It is worth noting that on October 12, the whale deposited 40 million additional USDC on their Hyperliquid address and re-increased their short position on BTC.
“The client holds a large amount of spot assets,” Jin wrote on X. “The short position is just a partial hedge. If the liquidity was enough, a bigger position would be placed.” He later added, “The client may be wrong, but they have strong expertise in managing risk.” In other words, Jin was only a researcher executing or advising on trades for someone else. The client, he implied, made the real decisions.
To defend himself further, Jin published a short market analysis explaining why shorting made sense from a macroeconomic perspective, rising tariffs, weakening sentiment, correlation with US tech stocks, and an overleverage in crypto markets. According to him, it was a risk-management trade, not a speculative position based on leaked information.

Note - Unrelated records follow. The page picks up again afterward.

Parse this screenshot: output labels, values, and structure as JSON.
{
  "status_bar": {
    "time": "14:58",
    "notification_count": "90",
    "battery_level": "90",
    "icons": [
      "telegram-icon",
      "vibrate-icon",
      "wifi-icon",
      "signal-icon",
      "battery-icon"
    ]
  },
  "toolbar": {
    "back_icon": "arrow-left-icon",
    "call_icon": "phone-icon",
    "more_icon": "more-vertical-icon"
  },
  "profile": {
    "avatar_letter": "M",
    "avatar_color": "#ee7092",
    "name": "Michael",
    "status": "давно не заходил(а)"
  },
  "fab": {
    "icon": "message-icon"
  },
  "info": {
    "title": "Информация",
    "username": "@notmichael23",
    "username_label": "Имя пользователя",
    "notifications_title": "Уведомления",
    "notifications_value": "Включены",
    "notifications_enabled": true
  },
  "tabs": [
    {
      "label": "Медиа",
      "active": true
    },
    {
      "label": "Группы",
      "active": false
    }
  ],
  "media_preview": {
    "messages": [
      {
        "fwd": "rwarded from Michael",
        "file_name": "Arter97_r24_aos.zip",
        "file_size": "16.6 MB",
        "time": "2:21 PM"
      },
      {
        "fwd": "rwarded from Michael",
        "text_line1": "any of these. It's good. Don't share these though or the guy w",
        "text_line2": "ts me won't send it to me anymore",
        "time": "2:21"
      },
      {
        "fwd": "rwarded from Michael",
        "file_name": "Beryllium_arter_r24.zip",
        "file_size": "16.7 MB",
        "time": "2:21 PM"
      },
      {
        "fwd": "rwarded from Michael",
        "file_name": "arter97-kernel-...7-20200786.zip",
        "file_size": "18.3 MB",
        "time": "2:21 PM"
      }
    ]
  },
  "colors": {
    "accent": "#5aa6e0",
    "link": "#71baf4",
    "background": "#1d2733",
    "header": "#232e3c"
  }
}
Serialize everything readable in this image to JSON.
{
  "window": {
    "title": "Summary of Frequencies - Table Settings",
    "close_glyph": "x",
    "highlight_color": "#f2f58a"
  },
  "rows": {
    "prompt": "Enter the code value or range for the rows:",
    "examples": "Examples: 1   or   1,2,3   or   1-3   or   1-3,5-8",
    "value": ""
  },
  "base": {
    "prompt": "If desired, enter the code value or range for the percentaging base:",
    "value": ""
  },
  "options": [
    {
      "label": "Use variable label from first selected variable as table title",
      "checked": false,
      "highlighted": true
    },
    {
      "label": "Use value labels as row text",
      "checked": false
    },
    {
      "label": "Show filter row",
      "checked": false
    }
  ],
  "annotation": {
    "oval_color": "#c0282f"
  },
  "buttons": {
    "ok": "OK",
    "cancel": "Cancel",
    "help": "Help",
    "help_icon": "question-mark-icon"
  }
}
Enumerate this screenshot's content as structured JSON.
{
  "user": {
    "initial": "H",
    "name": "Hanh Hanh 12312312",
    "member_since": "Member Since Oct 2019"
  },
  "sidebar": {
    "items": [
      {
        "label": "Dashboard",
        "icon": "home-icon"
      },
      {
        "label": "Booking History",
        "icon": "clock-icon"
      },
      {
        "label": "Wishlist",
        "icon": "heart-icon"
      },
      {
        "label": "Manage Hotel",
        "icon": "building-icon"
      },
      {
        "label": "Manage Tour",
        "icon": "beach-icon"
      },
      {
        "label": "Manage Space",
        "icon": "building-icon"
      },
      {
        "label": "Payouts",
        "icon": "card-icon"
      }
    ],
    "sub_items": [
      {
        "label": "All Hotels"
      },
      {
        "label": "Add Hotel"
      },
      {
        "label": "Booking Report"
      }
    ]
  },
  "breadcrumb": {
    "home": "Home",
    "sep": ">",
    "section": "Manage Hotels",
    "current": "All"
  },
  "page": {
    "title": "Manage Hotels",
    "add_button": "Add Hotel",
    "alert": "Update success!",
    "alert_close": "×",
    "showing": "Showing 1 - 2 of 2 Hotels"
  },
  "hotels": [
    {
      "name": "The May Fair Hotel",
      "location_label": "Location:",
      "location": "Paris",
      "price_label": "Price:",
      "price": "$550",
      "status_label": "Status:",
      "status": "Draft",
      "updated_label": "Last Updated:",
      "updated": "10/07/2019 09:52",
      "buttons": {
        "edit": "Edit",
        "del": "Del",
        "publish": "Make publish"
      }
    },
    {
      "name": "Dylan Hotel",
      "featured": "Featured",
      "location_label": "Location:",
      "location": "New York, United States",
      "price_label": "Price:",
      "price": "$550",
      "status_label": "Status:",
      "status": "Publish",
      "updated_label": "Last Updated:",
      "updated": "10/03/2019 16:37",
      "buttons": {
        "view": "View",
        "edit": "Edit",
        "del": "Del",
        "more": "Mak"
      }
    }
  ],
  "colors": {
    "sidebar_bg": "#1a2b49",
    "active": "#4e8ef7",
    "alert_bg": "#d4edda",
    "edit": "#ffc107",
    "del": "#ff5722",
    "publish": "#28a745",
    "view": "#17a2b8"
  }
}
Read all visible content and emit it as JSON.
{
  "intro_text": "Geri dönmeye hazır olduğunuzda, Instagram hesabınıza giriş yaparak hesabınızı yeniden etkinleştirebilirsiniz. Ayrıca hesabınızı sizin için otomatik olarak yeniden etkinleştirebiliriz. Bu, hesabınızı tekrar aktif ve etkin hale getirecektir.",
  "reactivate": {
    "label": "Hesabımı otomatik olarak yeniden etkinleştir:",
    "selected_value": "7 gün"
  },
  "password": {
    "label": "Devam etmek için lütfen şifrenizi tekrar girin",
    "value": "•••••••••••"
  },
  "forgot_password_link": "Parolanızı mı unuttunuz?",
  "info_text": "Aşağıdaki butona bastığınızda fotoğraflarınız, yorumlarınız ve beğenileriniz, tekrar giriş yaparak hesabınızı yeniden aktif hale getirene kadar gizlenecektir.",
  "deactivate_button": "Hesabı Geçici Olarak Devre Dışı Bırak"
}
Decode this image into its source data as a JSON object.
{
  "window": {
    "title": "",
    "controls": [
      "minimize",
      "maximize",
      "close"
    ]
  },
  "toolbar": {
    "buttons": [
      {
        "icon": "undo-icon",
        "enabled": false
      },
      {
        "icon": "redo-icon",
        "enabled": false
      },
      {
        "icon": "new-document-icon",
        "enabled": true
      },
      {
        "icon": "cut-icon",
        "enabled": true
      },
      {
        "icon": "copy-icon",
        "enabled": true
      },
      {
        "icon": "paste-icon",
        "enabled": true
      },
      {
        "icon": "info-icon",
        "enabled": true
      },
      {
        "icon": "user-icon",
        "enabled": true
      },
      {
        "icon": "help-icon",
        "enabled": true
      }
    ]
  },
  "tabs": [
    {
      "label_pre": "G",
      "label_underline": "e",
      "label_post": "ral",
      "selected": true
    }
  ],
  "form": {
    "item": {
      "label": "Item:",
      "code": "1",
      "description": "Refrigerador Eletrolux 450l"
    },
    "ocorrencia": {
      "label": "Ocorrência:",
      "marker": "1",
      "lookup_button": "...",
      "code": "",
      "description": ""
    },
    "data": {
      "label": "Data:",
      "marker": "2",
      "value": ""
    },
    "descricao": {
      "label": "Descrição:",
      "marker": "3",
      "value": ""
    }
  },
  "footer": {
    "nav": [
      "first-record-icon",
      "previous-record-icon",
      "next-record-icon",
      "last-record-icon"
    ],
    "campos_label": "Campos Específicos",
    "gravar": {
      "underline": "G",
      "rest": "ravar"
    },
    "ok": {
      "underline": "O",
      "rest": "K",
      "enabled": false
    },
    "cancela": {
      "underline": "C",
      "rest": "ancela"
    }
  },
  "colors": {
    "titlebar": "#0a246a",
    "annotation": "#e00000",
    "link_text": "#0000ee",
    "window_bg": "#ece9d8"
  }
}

But in the court of public opinion, denial only fuels speculation. Eye continued to dig, claiming, in reference to the large amount of Bitcoin held in the whale’s other wallets, that “these are certainly BTC from multiple entities, but whoever moves them is the same person.” In other words, Jin might not own the funds but could still be the one controlling their movements, as an operator acting on behalf of powerful clients.
Other blockchain watchers, like Emmett Gallic, also weighed in. “For the record, I do not think the whale is Garrett,” he posted. “The connection is only a $40k transfer, which this whale usually moves with larger size. Still looking for further evidence on who it is.”
Even ZachXBT, one of the most respected blockchain investigators, cast doubt on the idea that Jin himself was the whale, suggesting it was “more likely a friend of Jin.”
Despite that, the timeline was suspicious enough to keep the story alive, and to open a new line of questioning.